De achterliggende vraag
Chirurgen van het Slingeland Ziekenhuis in Doetinchem waarschuwen in Medisch Contact dat de nieuwe volumenormen van de Nederlandse Vereniging voor Heelkunde tot meer vermijdbare sterfte bij spoedgevallen zullen leiden. Als voorbeeld noemen ze het geval van een acute patiënt met een heftig bloedende linkerlong, die niet in dat ziekenhuis mag worden verwijderd omdat het daarvoor niet aan de volumenorm voldoet.
Toont dit voorbeeld het gelijk van de Doetinchemse chirurgen aan, of laat het zien dat de discussie over de volumenorm voor medisch-specialistische verrichtingen in samenhang met de discussie over de spoedeisende zorg moet worden gevoerd? Ik denk het laatste.

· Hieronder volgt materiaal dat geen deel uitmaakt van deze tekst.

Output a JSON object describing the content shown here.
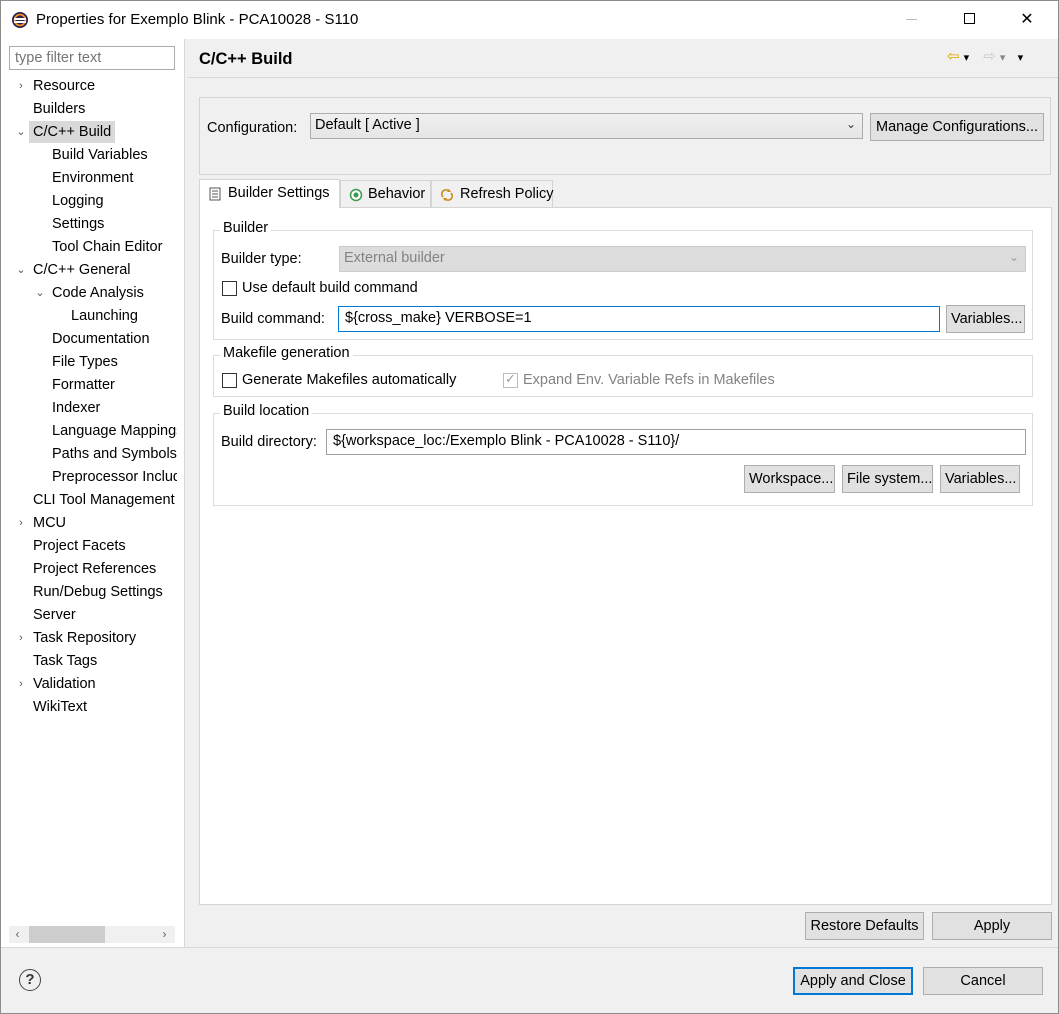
{
  "window": {
    "title": "Properties for Exemplo Blink - PCA10028 - S110",
    "minimize": "—",
    "close": "✕"
  },
  "sidebar": {
    "filter_placeholder": "type filter text",
    "items": [
      {
        "label": "Resource",
        "twisty": "›"
      },
      {
        "label": "Builders",
        "twisty": ""
      },
      {
        "label": "C/C++ Build",
        "twisty": "⌄"
      },
      {
        "label": "Build Variables",
        "twisty": ""
      },
      {
        "label": "Environment",
        "twisty": ""
      },
      {
        "label": "Logging",
        "twisty": ""
      },
      {
        "label": "Settings",
        "twisty": ""
      },
      {
        "label": "Tool Chain Editor",
        "twisty": ""
      },
      {
        "label": "C/C++ General",
        "twisty": "⌄"
      },
      {
        "label": "Code Analysis",
        "twisty": "⌄"
      },
      {
        "label": "Launching",
        "twisty": ""
      },
      {
        "label": "Documentation",
        "twisty": ""
      },
      {
        "label": "File Types",
        "twisty": ""
      },
      {
        "label": "Formatter",
        "twisty": ""
      },
      {
        "label": "Indexer",
        "twisty": ""
      },
      {
        "label": "Language Mappings",
        "twisty": ""
      },
      {
        "label": "Paths and Symbols",
        "twisty": ""
      },
      {
        "label": "Preprocessor Include Paths",
        "twisty": ""
      },
      {
        "label": "CLI Tool Management",
        "twisty": ""
      },
      {
        "label": "MCU",
        "twisty": "›"
      },
      {
        "label": "Project Facets",
        "twisty": ""
      },
      {
        "label": "Project References",
        "twisty": ""
      },
      {
        "label": "Run/Debug Settings",
        "twisty": ""
      },
      {
        "label": "Server",
        "twisty": ""
      },
      {
        "label": "Task Repository",
        "twisty": "›"
      },
      {
        "label": "Task Tags",
        "twisty": ""
      },
      {
        "label": "Validation",
        "twisty": "›"
      },
      {
        "label": "WikiText",
        "twisty": ""
      }
    ],
    "scroll_left": "‹",
    "scroll_right": "›"
  },
  "header": {
    "title": "C/C++ Build",
    "back": "⇦",
    "forward": "⇨",
    "dropdown": "▾"
  },
  "config": {
    "label": "Configuration:",
    "value": "Default  [ Active ]",
    "manage_button": "Manage Configurations..."
  },
  "tabs": [
    {
      "label": "Builder Settings"
    },
    {
      "label": "Behavior"
    },
    {
      "label": "Refresh Policy"
    }
  ],
  "builder": {
    "group_title": "Builder",
    "type_label": "Builder type:",
    "type_value": "External builder",
    "use_default_label": "Use default build command",
    "command_label": "Build command:",
    "command_value": "${cross_make}  VERBOSE=1",
    "variables_button": "Variables..."
  },
  "makefile": {
    "group_title": "Makefile generation",
    "generate_label": "Generate Makefiles automatically",
    "expand_label": "Expand Env. Variable Refs in Makefiles"
  },
  "location": {
    "group_title": "Build location",
    "dir_label": "Build directory:",
    "dir_value": "${workspace_loc:/Exemplo Blink - PCA10028 - S110}/",
    "workspace_button": "Workspace...",
    "filesystem_button": "File system...",
    "variables_button": "Variables..."
  },
  "footer": {
    "restore_defaults": "Restore Defaults",
    "apply": "Apply",
    "apply_close": "Apply and Close",
    "cancel": "Cancel",
    "help": "?"
  },
  "colors": {
    "accent": "#0078d7",
    "selection": "#d9d9d9"
  }
}
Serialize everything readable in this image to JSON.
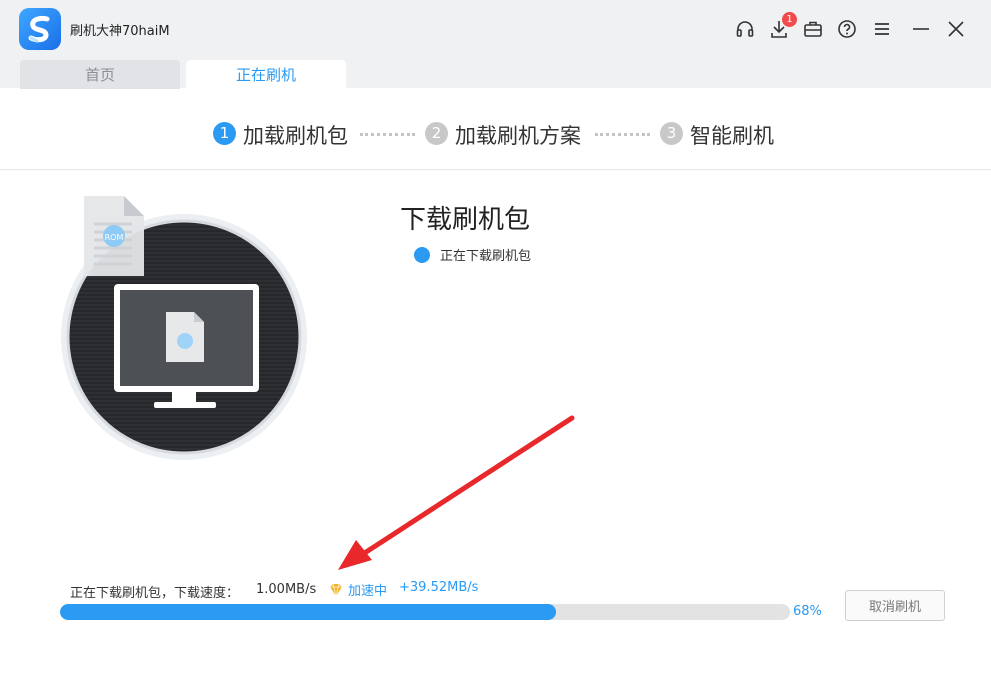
{
  "app": {
    "title": "刷机大神70haiM"
  },
  "titlebar": {
    "icons": [
      "headset-icon",
      "download-icon",
      "toolbox-icon",
      "help-icon",
      "menu-icon",
      "minimize-icon",
      "close-icon"
    ],
    "download_badge": "1"
  },
  "tabs": [
    {
      "label": "首页",
      "active": false
    },
    {
      "label": "正在刷机",
      "active": true
    }
  ],
  "steps": [
    {
      "number": "1",
      "label": "加载刷机包",
      "active": true
    },
    {
      "number": "2",
      "label": "加载刷机方案",
      "active": false
    },
    {
      "number": "3",
      "label": "智能刷机",
      "active": false
    }
  ],
  "main": {
    "title": "下载刷机包",
    "status": "正在下载刷机包",
    "illustration_badge": "ROM"
  },
  "progress": {
    "downloading_text": "正在下载刷机包，下载速度：",
    "speed": "1.00MB/s",
    "accel_label": "加速中",
    "accel_speed": "+39.52MB/s",
    "percent_value": 68,
    "percent_label": "68%",
    "cancel_label": "取消刷机"
  },
  "colors": {
    "accent": "#2a9af3",
    "step_inactive": "#c8c8c8",
    "arrow": "#e8282a",
    "vip": "#f0b429"
  }
}
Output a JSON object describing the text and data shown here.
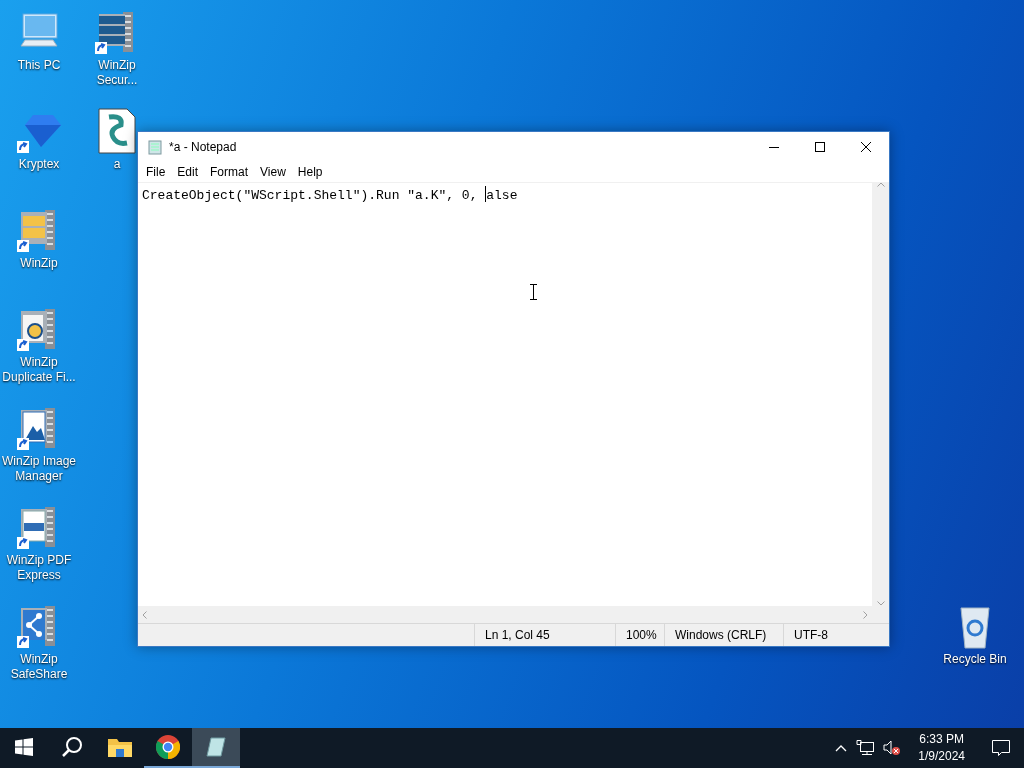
{
  "desktop_icons": [
    {
      "label": "This PC",
      "kind": "computer",
      "shortcut": false
    },
    {
      "label": "Kryptex",
      "kind": "gem",
      "shortcut": true
    },
    {
      "label": "WinZip",
      "kind": "winzip",
      "shortcut": true
    },
    {
      "label": "WinZip Duplicate Fi...",
      "kind": "winzip-search",
      "shortcut": true
    },
    {
      "label": "WinZip Image Manager",
      "kind": "winzip-image",
      "shortcut": true
    },
    {
      "label": "WinZip PDF Express",
      "kind": "winzip-pdf",
      "shortcut": true
    },
    {
      "label": "WinZip SafeShare",
      "kind": "winzip-share",
      "shortcut": true
    },
    {
      "label": "WinZip Secur...",
      "kind": "winzip-server",
      "shortcut": true
    },
    {
      "label": "a",
      "kind": "script",
      "shortcut": false
    }
  ],
  "recycle_bin": {
    "label": "Recycle Bin"
  },
  "window": {
    "title": "*a - Notepad",
    "menu": [
      "File",
      "Edit",
      "Format",
      "View",
      "Help"
    ],
    "editor": {
      "before_caret": "CreateObject(\"WScript.Shell\").Run \"a.K\", 0, ",
      "after_caret": "alse"
    },
    "status_bar": [
      "Ln 1, Col 45",
      "100%",
      "Windows (CRLF)",
      "UTF-8"
    ]
  },
  "taskbar": {
    "items": [
      {
        "kind": "start",
        "selected": false,
        "running": false
      },
      {
        "kind": "search",
        "selected": false,
        "running": false
      },
      {
        "kind": "folder",
        "selected": false,
        "running": false
      },
      {
        "kind": "chrome",
        "selected": false,
        "running": true
      },
      {
        "kind": "notepad",
        "selected": true,
        "running": true
      }
    ],
    "time": "6:33 PM",
    "date": "1/9/2024"
  }
}
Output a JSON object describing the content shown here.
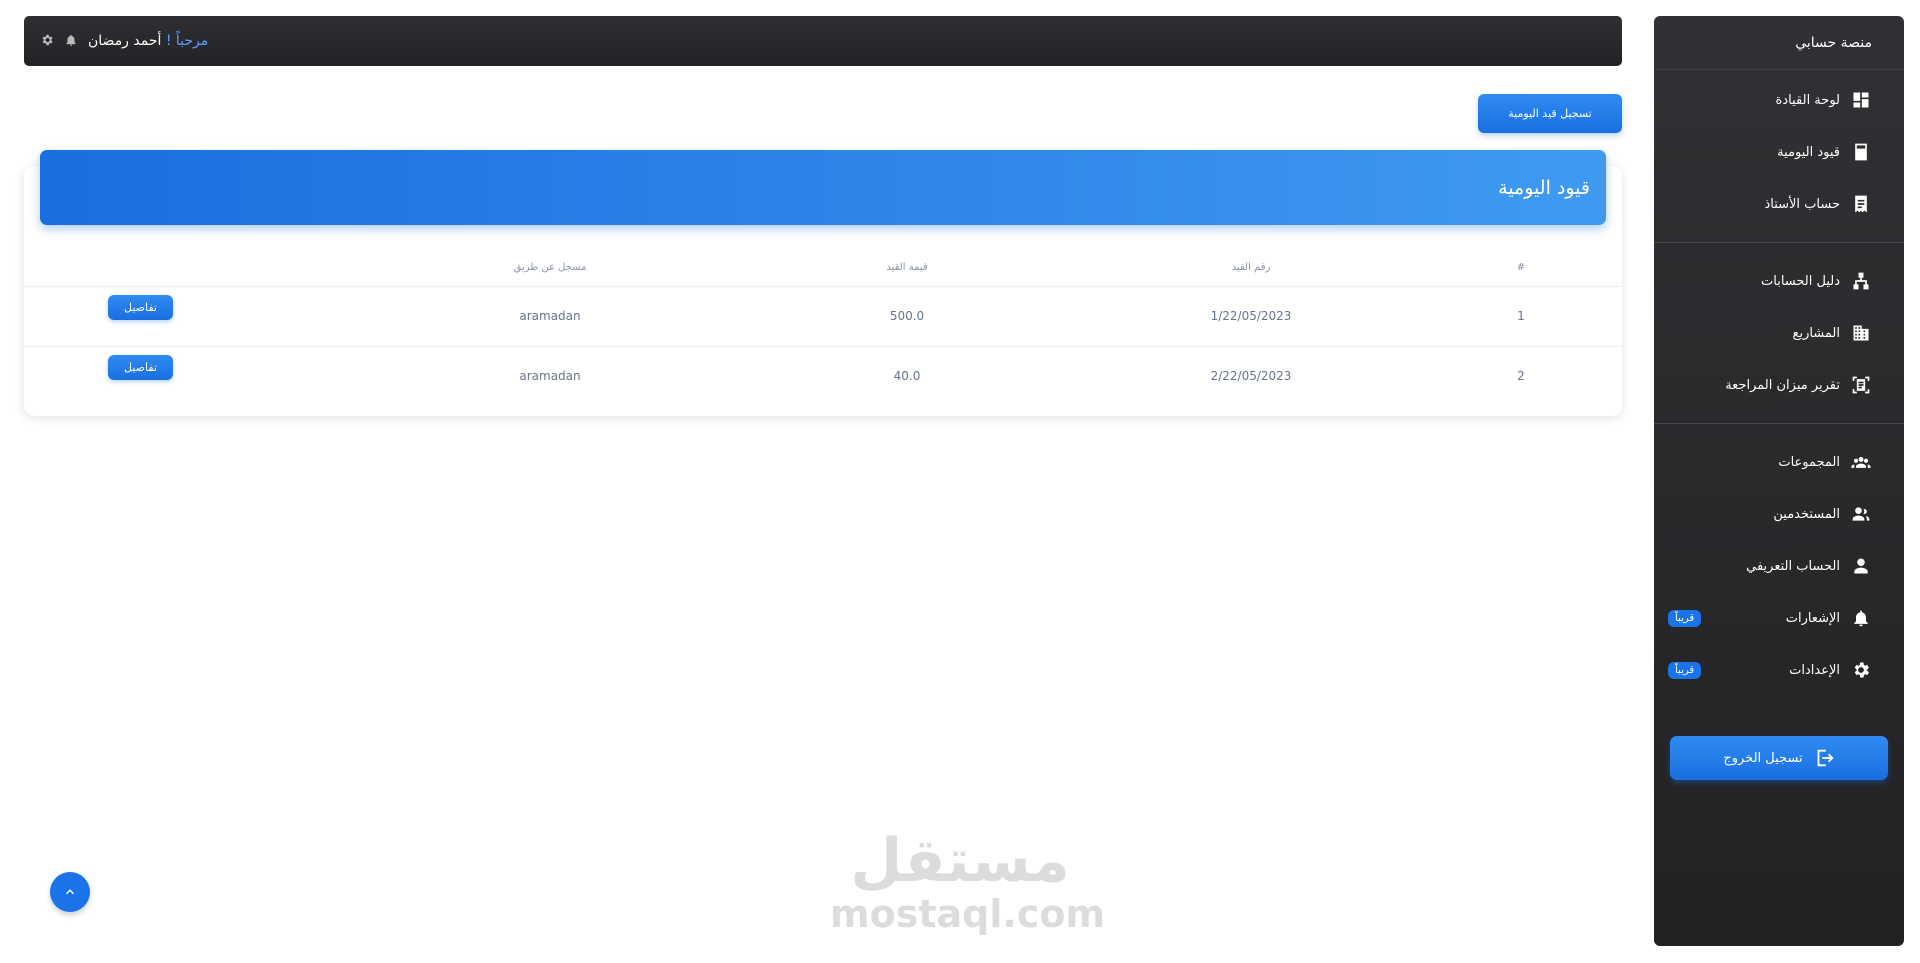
{
  "sidebar": {
    "brand": "منصة حسابي",
    "groups": [
      [
        {
          "label": "لوحة القيادة",
          "icon": "dashboard-icon"
        },
        {
          "label": "قيود اليومية",
          "icon": "calculator-icon"
        },
        {
          "label": "حساب الأستاذ",
          "icon": "receipt-icon"
        }
      ],
      [
        {
          "label": "دليل الحسابات",
          "icon": "account-tree-icon"
        },
        {
          "label": "المشاريع",
          "icon": "building-icon"
        },
        {
          "label": "تقرير ميزان المراجعة",
          "icon": "document-scanner-icon"
        }
      ],
      [
        {
          "label": "المجموعات",
          "icon": "groups-icon"
        },
        {
          "label": "المستخدمين",
          "icon": "users-icon"
        },
        {
          "label": "الحساب التعريفي",
          "icon": "person-icon"
        },
        {
          "label": "الإشعارات",
          "icon": "bell-icon",
          "badge": "قريباً"
        },
        {
          "label": "الإعدادات",
          "icon": "gear-icon",
          "badge": "قريباً"
        }
      ]
    ],
    "logout_label": "تسجيل الخروج"
  },
  "topbar": {
    "hello": "مرحباً !",
    "user_name": "أحمد رمضان"
  },
  "main": {
    "add_entry_label": "تسجيل قيد اليومية",
    "card_title": "قيود اليومية",
    "table": {
      "headers": {
        "index": "#",
        "entry_number": "رقم القيد",
        "entry_value": "قيمة القيد",
        "recorded_by": "مسجل عن طريق"
      },
      "rows": [
        {
          "index": "1",
          "entry_number": "1/22/05/2023",
          "entry_value": "500.0",
          "recorded_by": "aramadan",
          "action": "تفاصيل"
        },
        {
          "index": "2",
          "entry_number": "2/22/05/2023",
          "entry_value": "40.0",
          "recorded_by": "aramadan",
          "action": "تفاصيل"
        }
      ]
    }
  },
  "watermark": {
    "arabic": "مستقل",
    "latin": "mostaql.com"
  },
  "colors": {
    "accent": "#1a73e8",
    "sidebar_bg": "#2b2b2e",
    "topbar_bg": "#2a2a2d"
  }
}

Afgelopen dinsdag, tijdens een relatiebijeenkomst van Zorgverzekeraars Nederland, maakte voorzitter Hans Wiegel duidelijk dat de overcapaciteit aan afdelingen spoedeisende hulp zich naar zijn idee niet tot de Randstad beperkt. In de verstedelijkte gebieden daarbuiten speelt het probleem ook, zei hij. Op basis van die observatie kun je je afvragen of de Doetinchemse chirurgen voor hun stellingname het juiste uitgangspunt hebben gehanteerd. Moet de vraag zijn of een ziekenhuis dat wel een SEH heeft maar geen longen mag verwijderen de patiënt alsnog per ambulance naar een ander ziekenhuis moet sturen? Of moet de vraag zijn of een ziekenhuis dat geen long mag verwijderen nog wel een afdeling SEH mag hebben? Maar ik begrijp heel goed waarom de chirurgen die laatste vraag nog liever even niet aan de orde stelden.